One story is of a little girl picking weeds, and stuffing them in her bag in a yard next to debris from fallen buildings. When the cameraman gets closer to her, she smiles. He proceeds to ask, “Are you hungry? When was the last time you ate? Are you happy?”, and so on. To all the questions, her answers were terribly distressing. It was as if an old woman was trapped in an eight-year-old body. She answered with maturity, but there was a sense of tiredness in her voice coming from the experiences she had to endure.
“What do you dream about?”, asked the cameraman, to which she responded, “I don’t dream anymore. There’s no point, I just bring the weeds home so mother can boil them and we have something to eat.”
After a few minutes into the conversation, a bomb fell from the sky into a building next to the yard. The little girl looked up, noticed the damage metres away from her, and immediately went back to picking her weeds as if nothing had happened.
That is her reality. Missing school in order to search the grounds for something edible, being indifferent about bombings because if you’re dead, at least you won’t be hungry. That was life for people in the camps.
On one occasion, a group of leaders led the people towards the exit of the camps. As they were storming towards their freedom, they were bombarded with gunshots and bombs to the point where they had to flee back to the camp in panic amidst the hunger.
There was no escape. Towards the end of the documentary, the cameraman went to a playground and asked a group of boys what they wished for. “I wish for chicken,” “I wish for freedom,” “I wish my brother was still alive,” “I wish my dad was still here.”
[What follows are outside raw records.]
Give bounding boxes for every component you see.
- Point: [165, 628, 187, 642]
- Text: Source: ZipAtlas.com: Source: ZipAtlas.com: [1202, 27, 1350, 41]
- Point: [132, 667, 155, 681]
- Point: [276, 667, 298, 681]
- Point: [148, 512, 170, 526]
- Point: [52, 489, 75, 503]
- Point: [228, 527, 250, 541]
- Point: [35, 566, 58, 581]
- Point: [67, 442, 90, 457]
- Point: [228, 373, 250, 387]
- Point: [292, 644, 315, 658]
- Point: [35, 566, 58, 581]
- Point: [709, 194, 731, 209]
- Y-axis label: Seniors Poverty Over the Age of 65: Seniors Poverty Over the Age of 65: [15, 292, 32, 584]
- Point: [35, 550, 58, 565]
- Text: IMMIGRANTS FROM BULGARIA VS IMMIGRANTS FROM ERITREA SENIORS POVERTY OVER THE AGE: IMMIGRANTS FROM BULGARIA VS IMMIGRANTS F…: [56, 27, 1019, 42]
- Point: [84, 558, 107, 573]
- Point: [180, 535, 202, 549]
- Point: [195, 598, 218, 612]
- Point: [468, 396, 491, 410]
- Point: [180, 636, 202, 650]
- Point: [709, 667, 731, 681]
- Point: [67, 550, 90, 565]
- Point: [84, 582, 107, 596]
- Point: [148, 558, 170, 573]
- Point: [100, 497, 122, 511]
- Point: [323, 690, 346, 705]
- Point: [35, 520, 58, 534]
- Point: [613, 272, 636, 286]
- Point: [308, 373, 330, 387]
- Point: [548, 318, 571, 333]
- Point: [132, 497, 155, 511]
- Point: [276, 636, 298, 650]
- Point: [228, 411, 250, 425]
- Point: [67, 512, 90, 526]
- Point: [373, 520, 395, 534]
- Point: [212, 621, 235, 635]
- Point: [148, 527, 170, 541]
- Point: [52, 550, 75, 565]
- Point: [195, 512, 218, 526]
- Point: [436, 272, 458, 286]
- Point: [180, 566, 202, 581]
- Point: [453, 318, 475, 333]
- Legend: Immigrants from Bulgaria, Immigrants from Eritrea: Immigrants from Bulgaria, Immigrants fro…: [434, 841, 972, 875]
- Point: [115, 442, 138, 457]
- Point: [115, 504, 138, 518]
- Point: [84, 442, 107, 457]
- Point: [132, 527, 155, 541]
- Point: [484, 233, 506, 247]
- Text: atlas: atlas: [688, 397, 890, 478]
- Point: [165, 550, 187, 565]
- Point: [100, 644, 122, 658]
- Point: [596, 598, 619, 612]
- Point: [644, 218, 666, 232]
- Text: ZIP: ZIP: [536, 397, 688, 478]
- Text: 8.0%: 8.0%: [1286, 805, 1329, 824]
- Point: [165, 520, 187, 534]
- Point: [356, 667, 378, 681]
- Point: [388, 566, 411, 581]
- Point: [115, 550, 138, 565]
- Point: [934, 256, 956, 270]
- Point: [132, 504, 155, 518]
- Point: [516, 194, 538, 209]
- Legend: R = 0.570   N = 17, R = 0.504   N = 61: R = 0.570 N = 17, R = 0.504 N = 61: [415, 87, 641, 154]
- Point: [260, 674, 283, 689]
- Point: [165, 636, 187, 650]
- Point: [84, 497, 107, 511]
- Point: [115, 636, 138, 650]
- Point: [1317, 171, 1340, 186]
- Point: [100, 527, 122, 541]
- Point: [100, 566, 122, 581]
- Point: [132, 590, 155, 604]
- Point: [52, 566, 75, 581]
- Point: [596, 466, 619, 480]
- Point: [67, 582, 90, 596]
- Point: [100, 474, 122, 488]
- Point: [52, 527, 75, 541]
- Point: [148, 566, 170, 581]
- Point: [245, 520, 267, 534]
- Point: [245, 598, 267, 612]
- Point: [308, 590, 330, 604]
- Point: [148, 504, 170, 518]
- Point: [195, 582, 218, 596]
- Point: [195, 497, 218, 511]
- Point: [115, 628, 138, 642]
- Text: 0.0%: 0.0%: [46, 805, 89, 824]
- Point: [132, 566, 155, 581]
Every single boy said something more devastating than the last and yet, they all had smiles on their faces. No one cried, no one was sad. Hunger, death, and devastation were simply part of their daily routine.
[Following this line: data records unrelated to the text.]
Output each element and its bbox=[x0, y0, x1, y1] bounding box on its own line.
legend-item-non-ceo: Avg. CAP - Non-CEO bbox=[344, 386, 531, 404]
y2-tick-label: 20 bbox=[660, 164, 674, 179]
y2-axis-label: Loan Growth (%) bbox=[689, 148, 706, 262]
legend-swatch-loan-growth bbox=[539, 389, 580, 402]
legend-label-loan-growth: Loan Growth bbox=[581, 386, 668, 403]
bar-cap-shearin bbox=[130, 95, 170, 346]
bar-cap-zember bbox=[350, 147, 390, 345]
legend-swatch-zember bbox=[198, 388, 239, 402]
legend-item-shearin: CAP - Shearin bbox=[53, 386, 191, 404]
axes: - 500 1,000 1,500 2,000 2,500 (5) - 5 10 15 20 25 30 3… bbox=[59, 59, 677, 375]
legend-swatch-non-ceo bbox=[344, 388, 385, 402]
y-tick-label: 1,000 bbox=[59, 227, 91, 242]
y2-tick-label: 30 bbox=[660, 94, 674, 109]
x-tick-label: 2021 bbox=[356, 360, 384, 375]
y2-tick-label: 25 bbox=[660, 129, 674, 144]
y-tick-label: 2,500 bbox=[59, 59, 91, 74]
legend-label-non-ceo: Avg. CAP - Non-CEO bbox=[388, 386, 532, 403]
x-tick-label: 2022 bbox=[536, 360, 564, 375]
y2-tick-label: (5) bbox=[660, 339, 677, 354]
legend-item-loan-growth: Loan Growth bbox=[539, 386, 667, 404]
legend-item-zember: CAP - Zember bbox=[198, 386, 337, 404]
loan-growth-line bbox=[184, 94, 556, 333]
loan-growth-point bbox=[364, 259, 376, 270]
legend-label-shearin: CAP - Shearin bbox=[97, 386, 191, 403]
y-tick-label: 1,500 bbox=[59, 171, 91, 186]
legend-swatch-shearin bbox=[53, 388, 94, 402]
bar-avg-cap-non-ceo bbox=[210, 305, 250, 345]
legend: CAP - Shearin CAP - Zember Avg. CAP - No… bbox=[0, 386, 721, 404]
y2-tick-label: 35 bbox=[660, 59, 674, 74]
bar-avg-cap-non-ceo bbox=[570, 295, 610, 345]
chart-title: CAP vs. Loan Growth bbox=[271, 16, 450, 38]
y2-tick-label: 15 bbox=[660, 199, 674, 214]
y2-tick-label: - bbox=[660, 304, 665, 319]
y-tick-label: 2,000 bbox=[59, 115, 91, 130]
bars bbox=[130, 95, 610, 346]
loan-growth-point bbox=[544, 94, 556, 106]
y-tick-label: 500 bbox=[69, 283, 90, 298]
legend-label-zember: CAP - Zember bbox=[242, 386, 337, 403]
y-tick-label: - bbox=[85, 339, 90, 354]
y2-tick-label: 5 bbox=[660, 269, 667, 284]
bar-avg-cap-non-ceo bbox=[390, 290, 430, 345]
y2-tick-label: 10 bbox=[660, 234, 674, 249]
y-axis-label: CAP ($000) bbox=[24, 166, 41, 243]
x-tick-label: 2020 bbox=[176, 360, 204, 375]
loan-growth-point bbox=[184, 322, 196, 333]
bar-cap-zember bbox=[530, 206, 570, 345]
Even after all the hardships, the hunger, the cruelty, and the deaths, the people in the camps never lost their sense of joy, longing, and love. People would dance in the streets, sing in groups, play games, and enjoy even the slightest bits of hope found within each other. In a world where inhumanity abides, ambition is never lost.
Children played in the streets, old women laughed with each other, men sang around a piano, and happiness was never truly taken from them. I highly recommend watching this film. The abundance of love contradicts the scarcity of resources in the Siege; a place where above all evil, compassion can surpass.